In 2011, Mulkey was hunting a piece of property near his taxidermy shop in Anderson County when he hit a fine buck a little too high and far back, and he never found the buck. Two seasons later, when he and the same buck met up against, the buck went down for good.
“I was sick back then when he limped off,” said Mulkey, who owns Chuck’s Taxidermy and Deer Processing on SC 28 in Anderson, “but he showed up on my trail cameras about three weeks later, so I knew he’d survived.”
Nicknaming the buck “High Tower” for the impressive height of the deer’s rack, Mulkey tried to hunt the buck during the 2012 season but never saw him, either in person or on trail-camera film. He reasoned that the deer must have moved, because taking a buck that size would have gained any local hunter plenty of notoriety.
Mulkey knew that High Tower was trading between two other pieces of property because a friend had collected trail cam photos of the deer. In his quest, Mulkey struck a deal to lease 47 acres of property adjacent to the area that he guessed was in the deer’s home range.
“I leased this new property on (Oct. 14) and went in there to hunt it for the first time on (Oct. 16),” Mulkey said. “I found a good scrape line near some pin oaks and climbed a tree right over the top of a scrape.”

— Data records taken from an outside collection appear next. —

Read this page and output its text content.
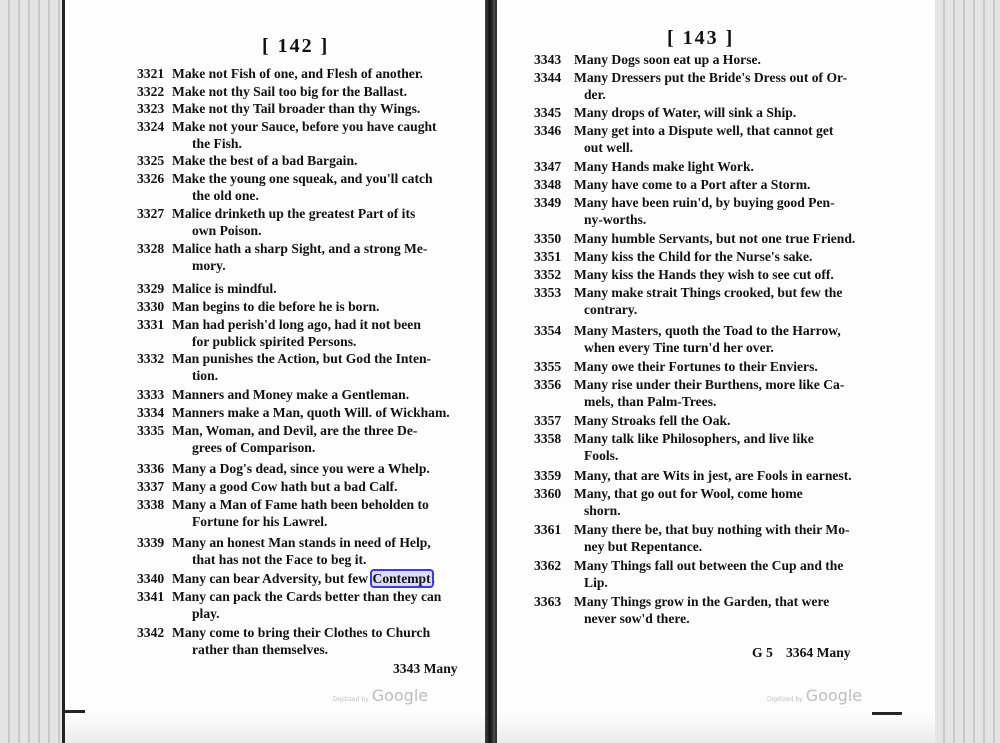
[ 142 ]
3343 Many
Digitized by Google
3321 Make not Fish of one, and Flesh of another.
3322 Make not thy Sail too big for the Ballast.
3323 Make not thy Tail broader than thy Wings.
3324 Make not your Sauce, before you have caught
the Fish.
3325 Make the best of a bad Bargain.
3326 Make the young one squeak, and you'll catch
the old one.
3327 Malice drinketh up the greatest Part of its
own Poison.
3328 Malice hath a sharp Sight, and a strong Me-
mory.
3329 Malice is mindful.
3330 Man begins to die before he is born.
3331 Man had perish'd long ago, had it not been
for publick spirited Persons.
3332 Man punishes the Action, but God the Inten-
tion.
3333 Manners and Money make a Gentleman.
3334 Manners make a Man, quoth Will. of Wickham.
3335 Man, Woman, and Devil, are the three De-
grees of Comparison.
3336 Many a Dog's dead, since you were a Whelp.
3337 Many a good Cow hath but a bad Calf.
3338 Many a Man of Fame hath been beholden to
Fortune for his Lawrel.
3339 Many an honest Man stands in need of Help,
that has not the Face to beg it.
3340 Many can bear Adversity, but few Contempt.
3341 Many can pack the Cards better than they can
play.
3342 Many come to bring their Clothes to Church
rather than themselves.
[ 143 ]
G 5 3364 Many
Digitized by Google
3343 Many Dogs soon eat up a Horse.
3344 Many Dressers put the Bride's Dress out of Or-
der.
3345 Many drops of Water, will sink a Ship.
3346 Many get into a Dispute well, that cannot get
out well.
3347 Many Hands make light Work.
3348 Many have come to a Port after a Storm.
3349 Many have been ruin'd, by buying good Pen-
ny-worths.
3350 Many humble Servants, but not one true Friend.
3351 Many kiss the Child for the Nurse's sake.
3352 Many kiss the Hands they wish to see cut off.
3353 Many make strait Things crooked, but few the
contrary.
3354 Many Masters, quoth the Toad to the Harrow,
when every Tine turn'd her over.
3355 Many owe their Fortunes to their Enviers.
3356 Many rise under their Burthens, more like Ca-
mels, than Palm-Trees.
3357 Many Stroaks fell the Oak.
3358 Many talk like Philosophers, and live like
Fools.
3359 Many, that are Wits in jest, are Fools in earnest.
3360 Many, that go out for Wool, come home
shorn.
3361 Many there be, that buy nothing with their Mo-
ney but Repentance.
3362 Many Things fall out between the Cup and the
Lip.
3363 Many Things grow in the Garden, that were
never sow'd there.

While watching two does feed in the oak grove, Mulkey saw a big-bodied deer making its way toward the does. The buck walked within 15 yards before Mulkey recognized his old quarry.
“I couldn’t see his body because he walked on the other side of a tree, but I could see the rack, and I knew it was him,” he said. “That gave me time to draw, and this time I held low on him and got him right in the heart. He didn’t go but 40 yards before I saw him stumble and fall. That’s when I started hyperventilating.”
Mulkey said he rough-scored the deer at 154 7/8 Boone and Crockett inches and believes the deer may wind up as the best bow kill ever in Anderson County. He’s already making plans to do a full body mount of the animal.